Through the angular plane wave spectrum, this impulse response can be viewed as a series plane waves coming in at different angles, shown in the figure below.

What angles can a wave be thought of as? The frequency content and angles turn out to be related, since two planes waves of a constant frequency adding together can have a change in frequency depending on what angle they’re at, which makes intuitive sense. Or, our spatial plane wave $U(x,y)$ can be represented by the Fourier transform:

$$ \textrm{APWS}(\theta_x, \theta_y) = \mathcal{F}\left\{ U(x,y) \right\}\rvert_{f_x = \theta_x/\lambda} $$

The wall which the laser is shining on is not smooth and perfectly flat. It’s rough, and the distance adds a phase difference between two waves2. Through the Drunkard’s Walk and the angular plane wave spectrum, if we could obtain every angle, the laser spot wouldn’t have any speckle.

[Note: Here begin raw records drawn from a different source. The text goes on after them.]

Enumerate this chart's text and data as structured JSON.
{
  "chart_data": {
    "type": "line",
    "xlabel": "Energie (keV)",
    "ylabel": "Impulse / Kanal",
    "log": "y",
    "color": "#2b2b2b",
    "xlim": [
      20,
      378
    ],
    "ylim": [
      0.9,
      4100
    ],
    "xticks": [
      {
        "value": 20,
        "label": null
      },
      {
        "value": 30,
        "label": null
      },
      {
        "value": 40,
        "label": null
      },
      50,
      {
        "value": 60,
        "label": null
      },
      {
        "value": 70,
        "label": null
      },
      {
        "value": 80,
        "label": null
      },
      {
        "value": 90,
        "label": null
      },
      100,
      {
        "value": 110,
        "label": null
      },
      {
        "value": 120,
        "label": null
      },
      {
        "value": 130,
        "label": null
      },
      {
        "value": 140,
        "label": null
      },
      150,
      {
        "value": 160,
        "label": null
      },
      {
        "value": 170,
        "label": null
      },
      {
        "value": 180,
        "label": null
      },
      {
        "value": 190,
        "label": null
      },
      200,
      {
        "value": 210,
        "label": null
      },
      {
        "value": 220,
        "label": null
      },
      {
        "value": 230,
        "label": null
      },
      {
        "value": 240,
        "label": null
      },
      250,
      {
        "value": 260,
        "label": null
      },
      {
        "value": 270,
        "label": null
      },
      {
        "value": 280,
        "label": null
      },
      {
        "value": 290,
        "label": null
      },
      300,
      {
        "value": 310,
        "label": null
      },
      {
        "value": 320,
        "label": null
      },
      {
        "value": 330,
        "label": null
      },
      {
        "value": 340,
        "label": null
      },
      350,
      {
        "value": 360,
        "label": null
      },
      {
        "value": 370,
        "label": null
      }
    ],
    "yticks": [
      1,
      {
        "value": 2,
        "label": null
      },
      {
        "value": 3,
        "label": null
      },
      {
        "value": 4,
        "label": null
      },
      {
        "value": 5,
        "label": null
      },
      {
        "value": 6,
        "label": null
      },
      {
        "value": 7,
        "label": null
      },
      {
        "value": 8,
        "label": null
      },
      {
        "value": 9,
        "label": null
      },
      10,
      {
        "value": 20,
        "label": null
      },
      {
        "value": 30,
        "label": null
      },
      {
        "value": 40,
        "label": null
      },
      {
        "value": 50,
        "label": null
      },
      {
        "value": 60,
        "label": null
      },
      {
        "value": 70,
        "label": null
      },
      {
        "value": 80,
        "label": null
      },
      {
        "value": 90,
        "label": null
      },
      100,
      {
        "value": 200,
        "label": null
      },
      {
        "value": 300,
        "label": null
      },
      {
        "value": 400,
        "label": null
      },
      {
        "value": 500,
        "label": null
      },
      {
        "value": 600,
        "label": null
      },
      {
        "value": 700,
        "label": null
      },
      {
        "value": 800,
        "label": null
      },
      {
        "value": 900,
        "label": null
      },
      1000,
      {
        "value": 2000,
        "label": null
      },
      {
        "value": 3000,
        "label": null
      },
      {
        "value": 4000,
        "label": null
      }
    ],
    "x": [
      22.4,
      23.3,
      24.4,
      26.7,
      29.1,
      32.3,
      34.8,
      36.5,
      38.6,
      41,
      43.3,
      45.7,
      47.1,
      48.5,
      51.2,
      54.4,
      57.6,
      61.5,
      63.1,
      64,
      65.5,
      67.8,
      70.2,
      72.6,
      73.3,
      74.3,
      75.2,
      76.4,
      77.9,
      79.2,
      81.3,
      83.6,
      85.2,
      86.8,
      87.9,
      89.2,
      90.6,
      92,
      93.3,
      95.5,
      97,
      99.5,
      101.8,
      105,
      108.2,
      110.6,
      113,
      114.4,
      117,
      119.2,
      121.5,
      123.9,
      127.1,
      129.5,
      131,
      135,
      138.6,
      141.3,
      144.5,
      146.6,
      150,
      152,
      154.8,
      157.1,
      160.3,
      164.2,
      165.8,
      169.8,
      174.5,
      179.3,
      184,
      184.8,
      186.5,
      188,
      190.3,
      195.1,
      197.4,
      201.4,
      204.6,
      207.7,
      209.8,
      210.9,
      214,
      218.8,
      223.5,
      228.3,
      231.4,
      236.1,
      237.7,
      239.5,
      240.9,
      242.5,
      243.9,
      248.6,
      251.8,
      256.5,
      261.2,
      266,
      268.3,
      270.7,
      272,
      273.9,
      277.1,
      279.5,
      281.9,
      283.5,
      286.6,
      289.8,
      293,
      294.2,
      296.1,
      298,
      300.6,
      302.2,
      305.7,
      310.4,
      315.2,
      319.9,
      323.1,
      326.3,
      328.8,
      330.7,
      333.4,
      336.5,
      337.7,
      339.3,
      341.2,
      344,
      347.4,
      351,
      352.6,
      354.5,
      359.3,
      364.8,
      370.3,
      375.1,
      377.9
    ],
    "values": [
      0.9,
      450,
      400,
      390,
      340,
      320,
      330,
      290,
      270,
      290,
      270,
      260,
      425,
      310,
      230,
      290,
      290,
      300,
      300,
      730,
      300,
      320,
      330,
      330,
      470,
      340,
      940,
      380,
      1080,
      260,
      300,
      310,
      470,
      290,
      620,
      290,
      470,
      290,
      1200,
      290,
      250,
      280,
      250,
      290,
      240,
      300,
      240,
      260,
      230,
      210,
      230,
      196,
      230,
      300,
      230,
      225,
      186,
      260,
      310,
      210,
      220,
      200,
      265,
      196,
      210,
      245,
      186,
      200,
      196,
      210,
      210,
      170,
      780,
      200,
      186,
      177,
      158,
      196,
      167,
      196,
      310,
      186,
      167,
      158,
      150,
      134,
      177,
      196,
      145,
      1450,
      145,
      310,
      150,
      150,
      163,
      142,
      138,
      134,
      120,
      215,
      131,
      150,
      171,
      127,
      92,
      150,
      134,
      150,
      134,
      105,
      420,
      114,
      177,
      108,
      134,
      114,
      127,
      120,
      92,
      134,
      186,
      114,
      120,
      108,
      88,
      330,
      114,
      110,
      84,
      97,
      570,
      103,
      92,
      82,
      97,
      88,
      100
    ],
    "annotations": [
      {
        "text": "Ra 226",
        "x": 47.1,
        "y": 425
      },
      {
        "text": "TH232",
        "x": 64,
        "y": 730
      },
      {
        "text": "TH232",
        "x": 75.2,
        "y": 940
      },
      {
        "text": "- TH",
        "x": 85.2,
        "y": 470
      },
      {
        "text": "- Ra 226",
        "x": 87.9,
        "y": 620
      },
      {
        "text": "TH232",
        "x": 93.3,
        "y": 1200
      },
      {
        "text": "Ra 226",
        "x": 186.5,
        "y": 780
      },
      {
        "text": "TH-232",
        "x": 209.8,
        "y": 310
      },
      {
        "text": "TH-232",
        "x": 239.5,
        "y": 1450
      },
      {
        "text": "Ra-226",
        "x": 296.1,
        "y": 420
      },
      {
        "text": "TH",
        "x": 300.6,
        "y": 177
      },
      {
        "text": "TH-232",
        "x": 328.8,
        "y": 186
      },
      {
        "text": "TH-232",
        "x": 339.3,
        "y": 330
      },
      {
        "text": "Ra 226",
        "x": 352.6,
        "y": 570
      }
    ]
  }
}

Our eyes are finite in size, so we can’t obtain every angle or frequency.

Because the wall gives the wave some random phase, we can represent the spot we see by a 2D convolution with a random phase and the impulse response. This convolution is just saying that every spot gives the same response multiplied by some random phase, added together for every point.

x = exp(1j*2*pi*rand(N,N)) # a bunch of random phases
x *= p # only within the pupil

d = N/10 # delta since our eyes aren't infinitely big
y = convolve2d(x, h[N/2-d:N/2+d, N/2-d:N/2+d]) # an approximation with d

The laser spot y shows some speckle! The speckle varies with how large we make d (really delta but that’s long); if we include more frequencies and more of the impulse response, the dots get smaller. To see this, if you hold a pinhole up to your eye, the speckles will appear larger.

An intuitive way to think about this involves the impulse response. The impulse response changes on with the distance and so does the phase. Certain areas add up to 0 while others add up to 1. There’s a whole probability density function that goes with that, but that’s goes further into optical and statistical theory.

tl;dr: the roughness of the walls add uncertainty in phase and hence speckle

  1. This does rely on assumptions by Goodman. Refer to Eqn. 6-20 for more detail (and thanks Mint!) 

  2. reddit commenter delmar15 pointed out that there’s also phase due to the glass it’s shining through (and many other effects). Statisitcal optics covers that in much more detail.